受験してよかったことを聞くと「吸収力がまったく違った」、頑張れた理由を聞くと、「やると決めたタイミングだったから」と答えてくれました。
「自分の意思で、ここで学びたいと決めて入ったので、『入って終わり』にはなりませんでした。25歳から入ったことで、自分の意思でここに行きたい、ここで学びたいという決心がついていたので、入ってからの4年間、常に主体的に学ぶことができました。
18〜24歳の経験を踏まえての学びだったので、通学生とは違う捉え方ができたんじゃないかと思っています。

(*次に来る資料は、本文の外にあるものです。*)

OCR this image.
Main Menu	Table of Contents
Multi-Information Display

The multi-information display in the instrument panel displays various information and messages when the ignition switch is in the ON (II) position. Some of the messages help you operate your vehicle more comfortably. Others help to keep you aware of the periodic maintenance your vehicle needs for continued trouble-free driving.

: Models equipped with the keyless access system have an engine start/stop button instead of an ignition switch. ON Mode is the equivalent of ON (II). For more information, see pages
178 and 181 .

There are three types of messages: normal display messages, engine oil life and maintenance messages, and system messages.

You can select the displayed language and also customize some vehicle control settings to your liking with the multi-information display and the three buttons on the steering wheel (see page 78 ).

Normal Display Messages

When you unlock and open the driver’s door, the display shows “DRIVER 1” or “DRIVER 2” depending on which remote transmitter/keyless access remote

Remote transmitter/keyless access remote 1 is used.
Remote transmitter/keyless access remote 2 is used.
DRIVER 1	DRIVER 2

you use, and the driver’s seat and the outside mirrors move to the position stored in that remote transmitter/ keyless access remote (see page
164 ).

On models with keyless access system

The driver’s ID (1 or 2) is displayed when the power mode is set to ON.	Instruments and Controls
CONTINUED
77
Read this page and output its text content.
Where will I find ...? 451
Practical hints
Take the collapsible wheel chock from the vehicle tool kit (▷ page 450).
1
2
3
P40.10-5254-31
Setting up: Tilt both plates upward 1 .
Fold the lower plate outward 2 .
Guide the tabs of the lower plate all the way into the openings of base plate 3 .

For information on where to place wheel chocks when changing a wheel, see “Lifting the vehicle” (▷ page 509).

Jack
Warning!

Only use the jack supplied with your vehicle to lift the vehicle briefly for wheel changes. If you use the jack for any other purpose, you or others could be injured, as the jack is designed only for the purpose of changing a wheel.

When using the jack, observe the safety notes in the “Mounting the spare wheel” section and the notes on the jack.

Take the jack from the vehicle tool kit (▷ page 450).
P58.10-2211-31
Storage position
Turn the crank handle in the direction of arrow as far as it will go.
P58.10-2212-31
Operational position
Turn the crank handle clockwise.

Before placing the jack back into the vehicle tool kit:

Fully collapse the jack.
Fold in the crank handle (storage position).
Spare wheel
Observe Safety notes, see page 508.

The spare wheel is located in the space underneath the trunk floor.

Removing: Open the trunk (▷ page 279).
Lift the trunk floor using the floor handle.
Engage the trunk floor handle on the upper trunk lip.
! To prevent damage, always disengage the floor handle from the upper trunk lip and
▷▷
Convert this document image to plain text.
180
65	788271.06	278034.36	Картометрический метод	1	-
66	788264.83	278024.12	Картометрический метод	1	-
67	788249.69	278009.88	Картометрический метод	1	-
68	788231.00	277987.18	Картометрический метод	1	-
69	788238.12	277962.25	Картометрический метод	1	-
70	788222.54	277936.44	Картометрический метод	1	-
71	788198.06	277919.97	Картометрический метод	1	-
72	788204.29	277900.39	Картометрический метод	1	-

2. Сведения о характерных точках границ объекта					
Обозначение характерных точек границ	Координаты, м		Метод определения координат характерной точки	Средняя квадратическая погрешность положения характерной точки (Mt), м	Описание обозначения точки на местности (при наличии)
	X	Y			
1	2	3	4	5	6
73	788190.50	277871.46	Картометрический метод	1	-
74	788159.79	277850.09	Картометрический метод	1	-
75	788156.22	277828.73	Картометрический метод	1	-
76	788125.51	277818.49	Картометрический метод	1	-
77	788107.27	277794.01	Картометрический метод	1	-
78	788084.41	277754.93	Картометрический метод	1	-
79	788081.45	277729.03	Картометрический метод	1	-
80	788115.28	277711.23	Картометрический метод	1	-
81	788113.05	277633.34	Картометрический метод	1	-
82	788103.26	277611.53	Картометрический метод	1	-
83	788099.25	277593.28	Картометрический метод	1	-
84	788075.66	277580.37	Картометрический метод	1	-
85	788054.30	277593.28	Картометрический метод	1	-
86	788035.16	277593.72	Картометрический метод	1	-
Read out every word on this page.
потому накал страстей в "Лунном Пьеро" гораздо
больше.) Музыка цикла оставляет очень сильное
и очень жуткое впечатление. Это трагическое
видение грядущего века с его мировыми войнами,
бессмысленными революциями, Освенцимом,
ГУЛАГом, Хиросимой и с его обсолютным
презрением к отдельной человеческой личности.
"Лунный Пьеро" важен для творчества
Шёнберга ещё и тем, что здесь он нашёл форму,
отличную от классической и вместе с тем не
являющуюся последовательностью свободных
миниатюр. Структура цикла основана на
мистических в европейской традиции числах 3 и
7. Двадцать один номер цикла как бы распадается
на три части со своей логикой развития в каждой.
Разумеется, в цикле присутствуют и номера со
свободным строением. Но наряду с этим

50〜60代の方が相当な覚悟を持って学び直しに来ている環境に身を置いていたことも大きくて、学ぶ意欲を常に高め合えた気がします。
もし18歳の私が、とりあえずの選択で大学に行っていたら、そういう環境でも刺激として受け取れなかったかもしれません」
「今やっていることが直結しなかったとしても、後々必ずついてくる。今まで経験してきたことが今の自分を作っている」と語る香椎さんにとって、5年半の芸能活動や飲食でのアルバイトも、全て大学での学びにつながる時間でした。
早稲田に自分が求めていた答えがあった
無事、今年の3月に早稲田大学を卒業した香椎さん。卒業論文は趣味で10年間勉強してきた韓国語と、自身の人間のコミュニケーションや言語への関心を掛け合わせた研究で、相槌という非言語的なやりとりが、言語習得においていかに重要かを探った内容になりました。
「大学に行けば何かがわかるかもしれない」と思っていた彼女は、大学でその答えを見つけました。